L’inventeur du show business
Au sud de la presqu’île du SAN, un petit lac paisible porte le nom de Florenz Ziegfeld — icône américaine, pionnier du spectacle moderne et créateur des célèbres Ziegfeld Follies qui ont transformé Broadway. Séduit par le paysage du lac Édouard, il y acheta une île sur laquelle il revenait chaque été, jusqu’à la fin de sa vie. Il se lia d’amitié avec le Dr Couillard, directeur du sanatorium, et fit don au SAN d’une salle de cinéma, où les patients découvraient les films les plus récents, parfois même avant leur sortie officielle. C’est aussi depuis son camp au bord du lac qu’il dirigea à distance la mise en scène de la comédie musicale Show Boat, en envoyant ses directives à New York par télégramme.
L’étang voisin du bâtiment principal fut bientôt surnommé l’Étang aux grenouilles, après que Ziegfeld y introduisit des ouaouarons géants venus de Louisiane. À l’époque, ces amphibiens étaient vendus en conserve pour alimenter des élevages destinés à la vente de cuisses de grenouilles. Si l’expérience n’a pas laissé de traces visibles, la légende est toujours vivante : à la tombée du jour, on raconte qu’en tendant l’oreille, on peut encore entendre leur appel grave résonner entre les roseaux.

Le Martinet ramoneur
Chaque printemps, un oiseau en voie de disparition revient tournoyer au-dessus du SAN. Le Martinet ramoneur, discret et insaisissable, trouve refuge dans la grande cheminée de l’ancien sanatorium, où il forme l’un des rares dortoirs encore actifs au Québec. À la limite nord de son aire de nidification, cette colonie représente plus d’une centaine d’individus, soit une part significative des quelque deux mille martinets recensés dans la province.

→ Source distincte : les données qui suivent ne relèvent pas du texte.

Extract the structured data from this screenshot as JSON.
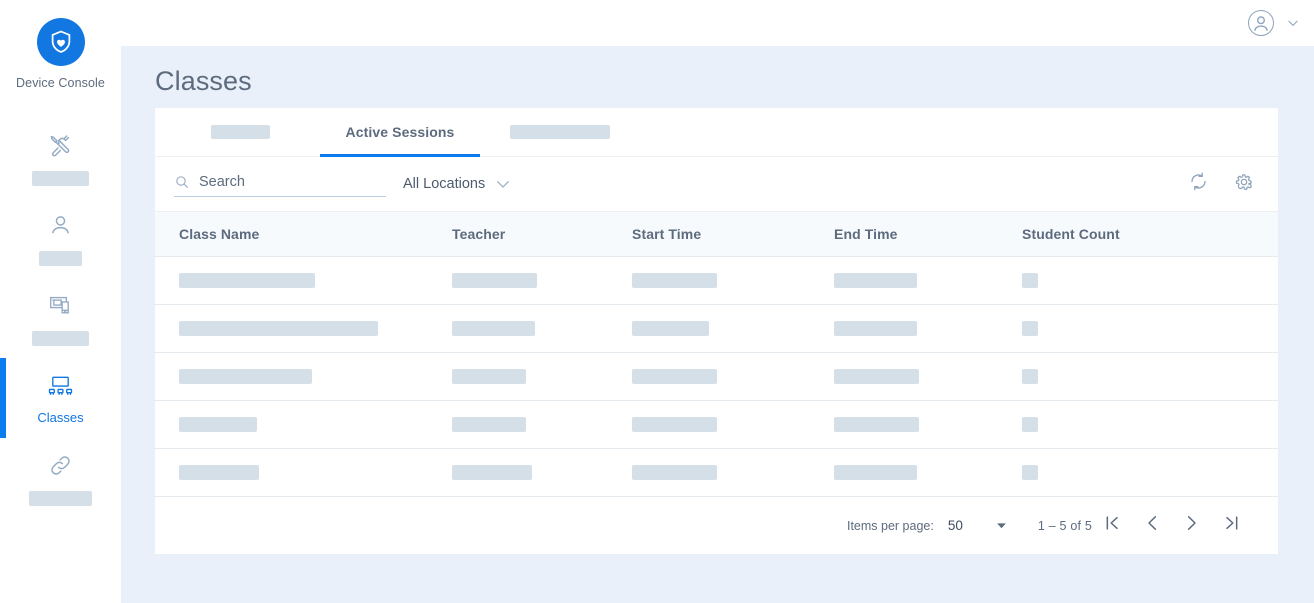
{
  "brand": {
    "name": "Device Console",
    "logo_icon": "shield-heart-icon",
    "logo_color": "#1277e0"
  },
  "sidebar": {
    "items": [
      {
        "icon": "tools-icon",
        "label": "",
        "skeleton": true,
        "skeleton_width": 57,
        "active": false
      },
      {
        "icon": "user-icon",
        "label": "",
        "skeleton": true,
        "skeleton_width": 43,
        "active": false
      },
      {
        "icon": "devices-icon",
        "label": "",
        "skeleton": true,
        "skeleton_width": 57,
        "active": false
      },
      {
        "icon": "classroom-icon",
        "label": "Classes",
        "skeleton": false,
        "skeleton_width": 0,
        "active": true
      },
      {
        "icon": "link-icon",
        "label": "",
        "skeleton": true,
        "skeleton_width": 63,
        "active": false
      }
    ]
  },
  "topbar": {
    "avatar_icon": "user-avatar-icon",
    "chevron_icon": "chevron-down-icon"
  },
  "page": {
    "title": "Classes"
  },
  "tabs": [
    {
      "label": "",
      "skeleton": true,
      "skeleton_width": 59,
      "active": false
    },
    {
      "label": "Active Sessions",
      "skeleton": false,
      "skeleton_width": 0,
      "active": true
    },
    {
      "label": "",
      "skeleton": true,
      "skeleton_width": 100,
      "active": false
    }
  ],
  "toolbar": {
    "search": {
      "icon": "search-icon",
      "value": "",
      "placeholder": "Search"
    },
    "location_filter": {
      "selected": "All Locations",
      "chevron_icon": "chevron-down-icon"
    },
    "actions": [
      {
        "icon": "refresh-icon",
        "name": "refresh-button"
      },
      {
        "icon": "gear-icon",
        "name": "settings-button"
      }
    ]
  },
  "table": {
    "columns": [
      "Class Name",
      "Teacher",
      "Start Time",
      "End Time",
      "Student Count"
    ],
    "loading": true,
    "rows": [
      {
        "skeleton_widths": [
          136,
          85,
          85,
          83,
          16
        ]
      },
      {
        "skeleton_widths": [
          199,
          83,
          77,
          83,
          16
        ]
      },
      {
        "skeleton_widths": [
          133,
          74,
          85,
          85,
          16
        ]
      },
      {
        "skeleton_widths": [
          78,
          74,
          85,
          85,
          16
        ]
      },
      {
        "skeleton_widths": [
          80,
          80,
          85,
          83,
          16
        ]
      }
    ]
  },
  "pagination": {
    "items_per_page_label": "Items per page:",
    "items_per_page_value": "50",
    "dropdown_icon": "caret-down-icon",
    "range_label": "1 – 5 of 5",
    "buttons": [
      {
        "icon": "first-page-icon",
        "name": "first-page-button"
      },
      {
        "icon": "previous-page-icon",
        "name": "previous-page-button"
      },
      {
        "icon": "next-page-icon",
        "name": "next-page-button"
      },
      {
        "icon": "last-page-icon",
        "name": "last-page-button"
      }
    ]
  },
  "theme": {
    "accent": "#0a7cf0",
    "page_background": "#e9f0fa",
    "skeleton": "#d5dfe8",
    "text": "#5d6b7e"
  }
}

Depuis plusieurs années, le SAN déploie des efforts concrets pour protéger cet habitat fragile. Seize nichoirs géants ont été construits sur le site, imitant la forme des anciennes cheminées utilisées par l’espèce. Quatre d’entre eux sont actuellement occupés, faisant du SAN un véritable sanctuaire pour ce petit migrateur. Des travaux de recherche ont aussi permis d’identifier, grâce à la télémétrie, des sites de nidification en forêt, notamment dans des chicots creux. Un petit espace d’interprétation et des capsules éducatives sont accessibles à la maison d’accueil pour mieux comprendre les enjeux de survie de cet oiseau rare, fidèle au lieu depuis près d’un siècle.